On 2 February 1283, Peter, who had invaded Sicily in the wake of the Vespers uprising, nominated John as Grand Chancellor. He was put in charge of the island when Peter went to France to take up a challenge by Charles later that year. All this did not stop the aged diplomat from continuing his frenetic activity at the varied courts of Europe's monarchs. It was on one of these trips that he died, at Rome, at the age of eighty-eight years, in 1298.

The legacy of John of Procida is controversial. Lu rebellamentu di Sichilia, a Sicilian-language tract from 1290, lauds him highly and it may well be his own memoir as dictated to a scribe. He is more typically portrayed, particularly by Guelph partisans, as cospiratore contro l'autorità costituita, a "conspirator against the constitutional authority", as in the Tuscan Liber Jani de Procida et Palialoco, which presents him in negotiations with Michael VIII, and in the Leggenda di Messer Gianni di Procida, written by a Modenese Guelph. His reputation has experienced a bit of a rehabilitation, and he has been called one of the first politicians and diplomats in the modern senses of the terms. Clearly, his diplomatic role was important: the Sicilian uprising began the War of the Sicilian Vespers, the "world war" of the 13th century, a key event in the subsequent history of Europe.

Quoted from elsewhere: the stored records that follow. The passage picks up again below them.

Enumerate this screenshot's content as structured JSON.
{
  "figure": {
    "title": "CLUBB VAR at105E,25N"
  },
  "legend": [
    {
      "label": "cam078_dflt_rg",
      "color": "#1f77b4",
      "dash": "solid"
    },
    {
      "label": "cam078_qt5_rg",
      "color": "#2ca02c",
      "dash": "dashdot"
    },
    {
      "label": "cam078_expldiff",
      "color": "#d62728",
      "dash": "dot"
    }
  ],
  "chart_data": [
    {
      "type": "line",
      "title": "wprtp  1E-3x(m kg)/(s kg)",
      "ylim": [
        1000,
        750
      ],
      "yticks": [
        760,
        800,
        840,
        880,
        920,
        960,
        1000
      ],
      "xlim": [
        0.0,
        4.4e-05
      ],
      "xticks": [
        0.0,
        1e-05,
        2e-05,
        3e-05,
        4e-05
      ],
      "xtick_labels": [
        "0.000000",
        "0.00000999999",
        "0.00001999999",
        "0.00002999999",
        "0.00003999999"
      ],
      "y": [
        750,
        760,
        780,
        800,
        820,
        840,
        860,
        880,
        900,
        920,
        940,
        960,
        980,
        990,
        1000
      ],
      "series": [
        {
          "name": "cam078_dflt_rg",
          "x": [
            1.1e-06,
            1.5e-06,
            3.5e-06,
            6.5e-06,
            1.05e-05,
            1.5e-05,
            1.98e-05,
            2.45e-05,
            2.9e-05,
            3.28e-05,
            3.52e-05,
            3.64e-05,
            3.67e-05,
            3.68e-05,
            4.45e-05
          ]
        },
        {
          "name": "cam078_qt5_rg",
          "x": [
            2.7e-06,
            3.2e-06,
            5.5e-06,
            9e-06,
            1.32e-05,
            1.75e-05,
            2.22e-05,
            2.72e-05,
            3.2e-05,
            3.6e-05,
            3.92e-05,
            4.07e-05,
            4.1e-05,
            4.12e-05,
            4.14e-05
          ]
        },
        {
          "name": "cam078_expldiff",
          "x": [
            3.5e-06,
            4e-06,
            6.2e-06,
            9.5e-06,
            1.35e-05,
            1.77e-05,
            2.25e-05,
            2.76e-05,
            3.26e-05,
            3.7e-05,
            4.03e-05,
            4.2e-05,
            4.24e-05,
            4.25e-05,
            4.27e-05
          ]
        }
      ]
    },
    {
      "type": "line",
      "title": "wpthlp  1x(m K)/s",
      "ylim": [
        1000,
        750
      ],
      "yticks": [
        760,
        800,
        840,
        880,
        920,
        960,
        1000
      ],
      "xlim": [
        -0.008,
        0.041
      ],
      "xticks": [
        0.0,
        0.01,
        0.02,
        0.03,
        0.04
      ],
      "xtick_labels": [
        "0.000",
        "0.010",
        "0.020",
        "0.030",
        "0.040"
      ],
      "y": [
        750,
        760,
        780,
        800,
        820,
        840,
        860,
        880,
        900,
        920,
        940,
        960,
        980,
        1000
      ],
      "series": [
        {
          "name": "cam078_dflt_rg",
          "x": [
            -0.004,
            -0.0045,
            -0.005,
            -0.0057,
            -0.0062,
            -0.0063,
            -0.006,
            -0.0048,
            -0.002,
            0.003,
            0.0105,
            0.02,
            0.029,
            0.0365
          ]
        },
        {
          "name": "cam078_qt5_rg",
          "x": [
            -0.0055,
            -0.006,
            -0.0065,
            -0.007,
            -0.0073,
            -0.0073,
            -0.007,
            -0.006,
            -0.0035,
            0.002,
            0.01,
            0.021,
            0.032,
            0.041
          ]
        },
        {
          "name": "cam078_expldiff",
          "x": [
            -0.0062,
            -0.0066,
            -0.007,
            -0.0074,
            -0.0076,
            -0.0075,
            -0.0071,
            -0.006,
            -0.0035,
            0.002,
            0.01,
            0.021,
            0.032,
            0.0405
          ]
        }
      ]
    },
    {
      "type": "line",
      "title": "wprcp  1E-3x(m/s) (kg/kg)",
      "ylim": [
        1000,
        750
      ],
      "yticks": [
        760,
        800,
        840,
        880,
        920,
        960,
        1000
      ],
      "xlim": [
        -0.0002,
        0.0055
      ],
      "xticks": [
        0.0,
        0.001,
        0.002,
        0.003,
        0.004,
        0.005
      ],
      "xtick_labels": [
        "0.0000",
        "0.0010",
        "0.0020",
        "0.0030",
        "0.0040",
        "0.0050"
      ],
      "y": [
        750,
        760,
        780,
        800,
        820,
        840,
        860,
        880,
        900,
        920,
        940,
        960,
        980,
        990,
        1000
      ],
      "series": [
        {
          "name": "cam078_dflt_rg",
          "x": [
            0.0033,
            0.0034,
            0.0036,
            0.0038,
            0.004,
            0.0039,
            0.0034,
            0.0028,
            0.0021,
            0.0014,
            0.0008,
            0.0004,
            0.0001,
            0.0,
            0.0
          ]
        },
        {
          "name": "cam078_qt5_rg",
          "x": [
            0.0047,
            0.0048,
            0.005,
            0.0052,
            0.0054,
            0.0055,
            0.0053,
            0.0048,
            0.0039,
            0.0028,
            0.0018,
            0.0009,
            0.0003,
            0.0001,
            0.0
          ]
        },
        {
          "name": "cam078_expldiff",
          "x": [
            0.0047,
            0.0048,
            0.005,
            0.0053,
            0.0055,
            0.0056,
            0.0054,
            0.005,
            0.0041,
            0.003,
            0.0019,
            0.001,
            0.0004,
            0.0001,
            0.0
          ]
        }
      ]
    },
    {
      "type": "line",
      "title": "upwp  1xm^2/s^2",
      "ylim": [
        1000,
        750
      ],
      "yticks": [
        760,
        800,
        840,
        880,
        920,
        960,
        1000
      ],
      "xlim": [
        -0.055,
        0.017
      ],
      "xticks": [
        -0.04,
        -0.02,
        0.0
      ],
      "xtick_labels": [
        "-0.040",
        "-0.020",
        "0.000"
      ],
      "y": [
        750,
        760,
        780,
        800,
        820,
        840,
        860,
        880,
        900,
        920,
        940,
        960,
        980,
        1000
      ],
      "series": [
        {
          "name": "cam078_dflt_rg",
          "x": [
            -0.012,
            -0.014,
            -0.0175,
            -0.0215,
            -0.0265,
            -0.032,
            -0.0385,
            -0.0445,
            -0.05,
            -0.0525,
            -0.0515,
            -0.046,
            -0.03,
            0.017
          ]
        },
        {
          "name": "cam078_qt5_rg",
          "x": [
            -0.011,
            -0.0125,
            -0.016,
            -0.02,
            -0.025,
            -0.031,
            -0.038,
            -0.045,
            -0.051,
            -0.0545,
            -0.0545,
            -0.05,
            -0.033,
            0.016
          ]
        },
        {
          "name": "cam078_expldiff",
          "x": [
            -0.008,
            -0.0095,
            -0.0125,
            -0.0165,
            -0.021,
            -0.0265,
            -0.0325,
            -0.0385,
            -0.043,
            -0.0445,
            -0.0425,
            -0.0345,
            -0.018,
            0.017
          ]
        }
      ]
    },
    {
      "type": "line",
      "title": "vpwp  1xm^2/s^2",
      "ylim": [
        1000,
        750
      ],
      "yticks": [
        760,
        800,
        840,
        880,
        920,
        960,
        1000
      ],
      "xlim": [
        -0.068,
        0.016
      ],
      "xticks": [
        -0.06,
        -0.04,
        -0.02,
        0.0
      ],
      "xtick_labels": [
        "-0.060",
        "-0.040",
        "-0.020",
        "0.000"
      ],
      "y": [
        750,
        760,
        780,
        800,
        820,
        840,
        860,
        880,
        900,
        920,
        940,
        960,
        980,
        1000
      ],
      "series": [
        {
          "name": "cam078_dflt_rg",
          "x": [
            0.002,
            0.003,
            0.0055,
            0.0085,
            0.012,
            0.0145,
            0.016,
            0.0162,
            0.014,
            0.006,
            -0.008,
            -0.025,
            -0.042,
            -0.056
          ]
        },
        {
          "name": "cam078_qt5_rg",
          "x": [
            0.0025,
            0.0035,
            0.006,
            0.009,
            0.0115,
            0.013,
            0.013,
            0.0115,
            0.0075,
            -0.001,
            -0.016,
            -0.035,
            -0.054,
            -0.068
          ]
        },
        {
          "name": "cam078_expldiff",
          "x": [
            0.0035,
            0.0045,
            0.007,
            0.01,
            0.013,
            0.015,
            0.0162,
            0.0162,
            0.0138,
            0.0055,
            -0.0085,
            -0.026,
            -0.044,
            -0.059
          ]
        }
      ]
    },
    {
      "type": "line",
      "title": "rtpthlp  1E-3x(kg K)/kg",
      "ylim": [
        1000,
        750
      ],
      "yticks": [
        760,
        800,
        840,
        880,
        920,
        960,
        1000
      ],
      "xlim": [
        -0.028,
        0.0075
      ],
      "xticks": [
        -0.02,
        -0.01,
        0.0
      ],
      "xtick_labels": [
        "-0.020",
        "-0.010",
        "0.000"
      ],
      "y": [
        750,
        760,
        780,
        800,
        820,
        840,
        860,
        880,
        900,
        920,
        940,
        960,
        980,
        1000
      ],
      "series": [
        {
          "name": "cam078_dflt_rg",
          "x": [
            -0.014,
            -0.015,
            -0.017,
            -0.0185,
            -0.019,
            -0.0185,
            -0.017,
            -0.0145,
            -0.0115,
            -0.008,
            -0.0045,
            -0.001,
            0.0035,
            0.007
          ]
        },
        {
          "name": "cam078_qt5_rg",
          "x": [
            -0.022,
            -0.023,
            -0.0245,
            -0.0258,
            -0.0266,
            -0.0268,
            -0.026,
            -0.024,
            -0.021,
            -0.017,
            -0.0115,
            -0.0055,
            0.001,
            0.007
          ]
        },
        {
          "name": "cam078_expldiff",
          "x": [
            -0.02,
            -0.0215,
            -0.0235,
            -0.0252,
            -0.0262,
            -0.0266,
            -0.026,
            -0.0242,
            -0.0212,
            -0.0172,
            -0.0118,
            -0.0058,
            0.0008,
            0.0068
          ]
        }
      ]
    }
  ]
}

According to legend, he was in Naples incognito on 29 October 1268, when they executed Conradin. He supposedly recovered the guanto di sfida (gauntlet) Conradin threw into the crowd before his execution.

==Sources==
- Chaytor, H. J. (1933). A History of Aragon and Catalonia. London: Methuen.
- Mendola, Louis. Sicily's Rebellion against King Charles. New York, 2015. Translation of Lu rebellamentu di Sichilia.
- Runciman, Steven. The Sicilian Vespers. Cambridge University Press, 1958.